LAFAYETTE, Ind. (WLFI)-- A Lafayette man is looking for answers about what the public should do if they find a needle.
On Wednesday afternoon, Casey Diaz said he noticed a needle by his front door and called the police for help. He said a dispatcher told him to "do whatever he wanted with it."
Casey Diaz knows his neighborhood is a spot where crime happens. Until one night he came home to yet another needle in his bushes and had enough.
This isn't the first time he's had to deal with an incident like this, it's actually the third time in the past year. But when he came home from work Wednesday afternoon, he noticed one of these right at his doorstep.
"Lafayette Police, 'Hi I just came home and found another syringe in front of my house. But I was told I should call you guys. This is the third one I've found this year.
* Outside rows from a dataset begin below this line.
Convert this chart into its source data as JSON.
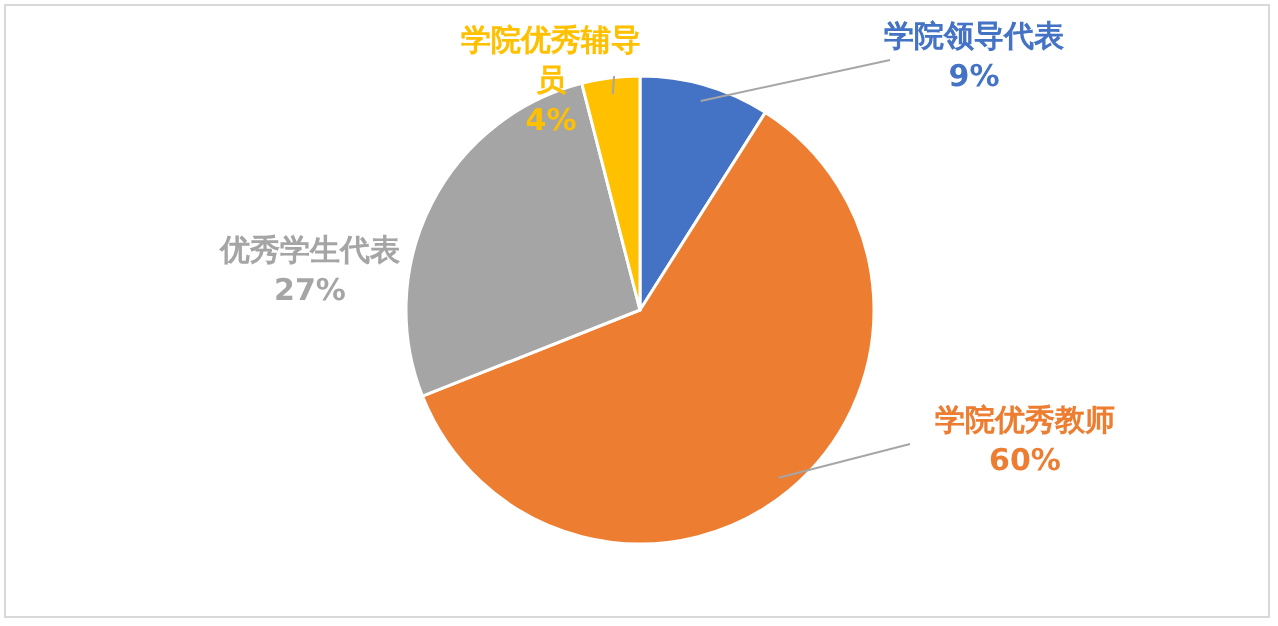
{
  "chart_data": {
    "type": "pie",
    "categories": [
      "学院领导代表",
      "学院优秀教师",
      "优秀学生代表",
      "学院优秀辅导员"
    ],
    "values": [
      9,
      60,
      27,
      4
    ],
    "colors": [
      "#4472c4",
      "#ed7d31",
      "#a5a5a5",
      "#ffc000"
    ],
    "value_labels": [
      "9%",
      "60%",
      "27%",
      "4%"
    ]
  }
}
'I mean we can come and dispose of it or you can dispose of it yourself, there's really nothing we can do.'
"I was shocked by the reaction, the nonchalantness if you will," said Diaz. "I mean she stated there wasn't anything they could do about it, and that was the really shocking and concerning part about it to me."
Tippecanoe County Health Department Environmental Secretary Amanda Balser says you shouldn't pick them up without proper equipment.
"We recommend that you never pick up a needle," Balser said "Call us or call the police."
After Diaz did call in and received that response, he took to Facebook where other community members chimed in on their similar experience. He continued to do what the dispatcher told him, even if it meant he was committing a felony by having it in his possession.
"I picked it up myself because that's what they told me to do," said Diaz "Which was uncomfortable but I threw it in the trash. What else am I suppose to do with it?"
WLFI confirmed with Lafayette Police that this was one of their dispatchers. Lieutenant Scott Galloway said people should call in if this happens.
"We'll address our dispatch unit so they know they are aware that that's the protocol they need to follow," said Diaz.
As for Diaz, he wants this to be a wake-up call.
"We all thought we were suppose to call the police, you know, to help us with this thing and if they aren't going to help us I don't know what to do," said Diaz. "Maybe this story will prompt some sort of action and as a community, we can figure out a system of how to resolve this and dispose of these dangerous items."
Diaz said he did call in to dispatch again and the needle was properly disposed of. LPD police cars are equipped with sharps containers to collect these needles.
WLFI spoke to Galloway a few hours ago and also confirmed he has spoken with dispatch to make sure everyone is aware of the protocol.